HAVERS, Clopton (ca. 1655-1702). Osteologia nova, or some new observations of the bones, and the parts belonging to them, with the manner of their accretion, and nutrition. London: for Samuel Smith, 1691.
HAVERS, Clopton (ca. 1655-1702). Osteologia nova, or some new observations of the bones, and the parts belonging to them, with the manner of their accretion, and nutrition. London: for Samuel Smith, 1691.

Details
HAVERS, Clopton (ca. 1655-1702). Osteologia nova, or some new observations of the bones, and the parts belonging to them, with the manner of their accretion, and nutrition. London: for Samuel Smith, 1691.

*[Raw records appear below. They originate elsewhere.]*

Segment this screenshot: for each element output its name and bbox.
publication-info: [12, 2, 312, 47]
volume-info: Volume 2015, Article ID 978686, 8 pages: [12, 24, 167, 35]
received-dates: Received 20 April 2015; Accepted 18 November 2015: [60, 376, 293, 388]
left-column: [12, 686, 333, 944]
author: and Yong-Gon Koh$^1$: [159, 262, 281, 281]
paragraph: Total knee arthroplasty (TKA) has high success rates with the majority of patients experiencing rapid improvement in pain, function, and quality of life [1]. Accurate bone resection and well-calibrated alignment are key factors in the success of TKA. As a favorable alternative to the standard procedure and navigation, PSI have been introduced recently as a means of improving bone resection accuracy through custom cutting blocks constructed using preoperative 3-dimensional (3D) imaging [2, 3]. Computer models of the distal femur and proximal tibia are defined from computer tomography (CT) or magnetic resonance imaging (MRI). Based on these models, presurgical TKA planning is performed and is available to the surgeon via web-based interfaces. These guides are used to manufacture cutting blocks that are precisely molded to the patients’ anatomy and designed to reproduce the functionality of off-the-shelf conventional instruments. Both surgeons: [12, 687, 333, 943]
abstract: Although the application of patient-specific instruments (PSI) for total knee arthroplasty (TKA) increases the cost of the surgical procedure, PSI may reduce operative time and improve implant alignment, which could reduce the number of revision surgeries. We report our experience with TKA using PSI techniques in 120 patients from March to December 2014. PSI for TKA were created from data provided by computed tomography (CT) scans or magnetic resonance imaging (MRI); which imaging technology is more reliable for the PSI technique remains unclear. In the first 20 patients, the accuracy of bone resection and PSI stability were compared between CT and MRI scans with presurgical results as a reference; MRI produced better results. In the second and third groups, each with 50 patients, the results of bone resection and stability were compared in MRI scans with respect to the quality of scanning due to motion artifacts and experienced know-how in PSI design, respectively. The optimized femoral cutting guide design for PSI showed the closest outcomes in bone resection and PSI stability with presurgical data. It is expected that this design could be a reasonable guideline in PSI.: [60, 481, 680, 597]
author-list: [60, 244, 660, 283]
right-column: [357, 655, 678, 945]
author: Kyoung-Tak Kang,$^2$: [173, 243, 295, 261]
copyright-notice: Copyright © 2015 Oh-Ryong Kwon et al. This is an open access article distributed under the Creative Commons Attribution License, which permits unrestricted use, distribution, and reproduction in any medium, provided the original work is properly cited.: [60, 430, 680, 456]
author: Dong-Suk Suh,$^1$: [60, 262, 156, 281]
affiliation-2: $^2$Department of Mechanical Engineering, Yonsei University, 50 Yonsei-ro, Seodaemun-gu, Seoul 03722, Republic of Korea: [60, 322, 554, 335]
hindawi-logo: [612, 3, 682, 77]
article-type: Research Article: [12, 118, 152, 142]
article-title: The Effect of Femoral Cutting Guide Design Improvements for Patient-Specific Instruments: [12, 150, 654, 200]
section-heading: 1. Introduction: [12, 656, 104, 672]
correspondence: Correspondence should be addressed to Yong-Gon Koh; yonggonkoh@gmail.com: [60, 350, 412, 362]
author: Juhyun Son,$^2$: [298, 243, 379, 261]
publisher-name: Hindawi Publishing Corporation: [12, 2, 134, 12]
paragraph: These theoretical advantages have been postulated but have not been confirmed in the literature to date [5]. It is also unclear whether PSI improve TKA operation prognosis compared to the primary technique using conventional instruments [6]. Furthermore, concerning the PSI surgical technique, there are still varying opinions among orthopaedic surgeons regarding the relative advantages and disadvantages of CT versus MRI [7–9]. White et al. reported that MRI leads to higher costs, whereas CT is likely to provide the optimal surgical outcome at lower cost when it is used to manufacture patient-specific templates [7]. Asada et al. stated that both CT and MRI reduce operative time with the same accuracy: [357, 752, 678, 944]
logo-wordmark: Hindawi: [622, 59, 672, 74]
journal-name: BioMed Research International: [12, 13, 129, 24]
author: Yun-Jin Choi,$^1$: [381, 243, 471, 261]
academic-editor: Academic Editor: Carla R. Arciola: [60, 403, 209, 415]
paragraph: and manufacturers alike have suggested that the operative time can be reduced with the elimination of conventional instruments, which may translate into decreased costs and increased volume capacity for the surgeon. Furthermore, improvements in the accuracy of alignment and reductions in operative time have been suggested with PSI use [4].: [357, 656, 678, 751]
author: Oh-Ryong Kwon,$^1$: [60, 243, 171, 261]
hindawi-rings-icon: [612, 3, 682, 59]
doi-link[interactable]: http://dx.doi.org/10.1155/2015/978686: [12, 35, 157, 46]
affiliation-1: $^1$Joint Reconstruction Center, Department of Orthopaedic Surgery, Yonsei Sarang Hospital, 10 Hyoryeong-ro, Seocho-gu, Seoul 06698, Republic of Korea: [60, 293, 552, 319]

8o (182 x 112 mm). Two engraved plates, one folding, with the imprimatur leaf A1 and advertisement leaf U4. (Occasional light foxing, a few leaves discolored.) Contemporary English red morocco, covers with double gilt panel, the outer panel with vase tools at corners and arabesque tooling at the center of each side, spine gilt, gilt edges, manuscript title on lower edges (trifling wear to extremities); half morocco folding case. Provenance: Possibly authorial manuscript corrections on D3r, E2v and Q5r, each crossing out and replacing a word; bound for the dedicatee Thomas Herbert, eighth Earl of Pembroke (1656-1733) (printed Wilton House shelf label at foot of spine).

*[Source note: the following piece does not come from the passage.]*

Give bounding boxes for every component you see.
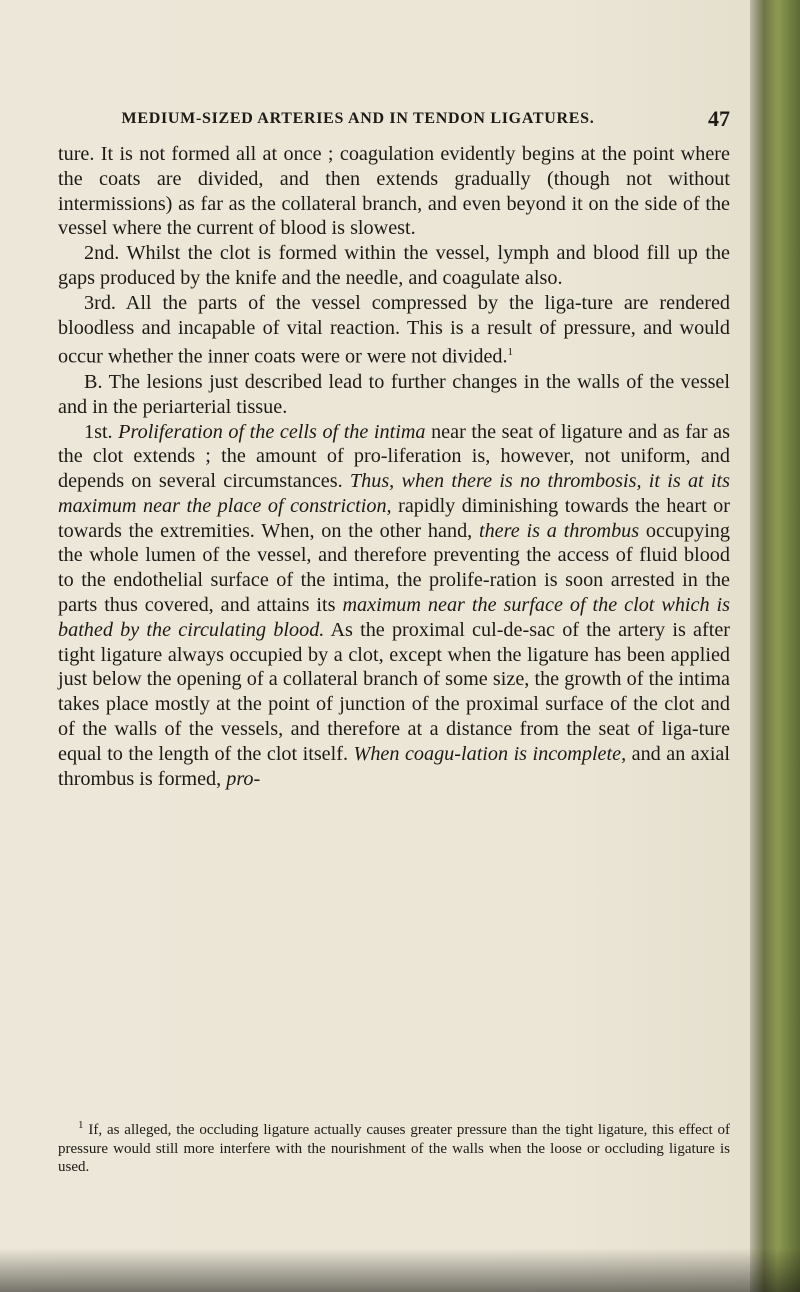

FIRST EDITION, THE DEDICATION COPY, of the first complete and systematic study of the structure of bones. The text, a transcription of five lectures delivered to the Royal Society in 1689 and 1690, contains the first full description of the microscopic structure of the bone lamellae and canals for the passage of blood, named thenceforth the Haversian canals. Havers also contributed important observations on bone physiology and the process of bone growth, correcting Glisson's theory that bones grow on their harder side when they develop unevenly in rickets. His book, of which a Latin translation was published the following year, was immediately useful and received great praise. It remained the only detailed treatise on bone until the publication of Robert Nesbitt's lectures in 1763, and was only superseded in the 19th century.

Garrison-Morton 387; NLM/Krivatsy 5363; Wellcome III, p.225; Wing H-1162; Norman 1024.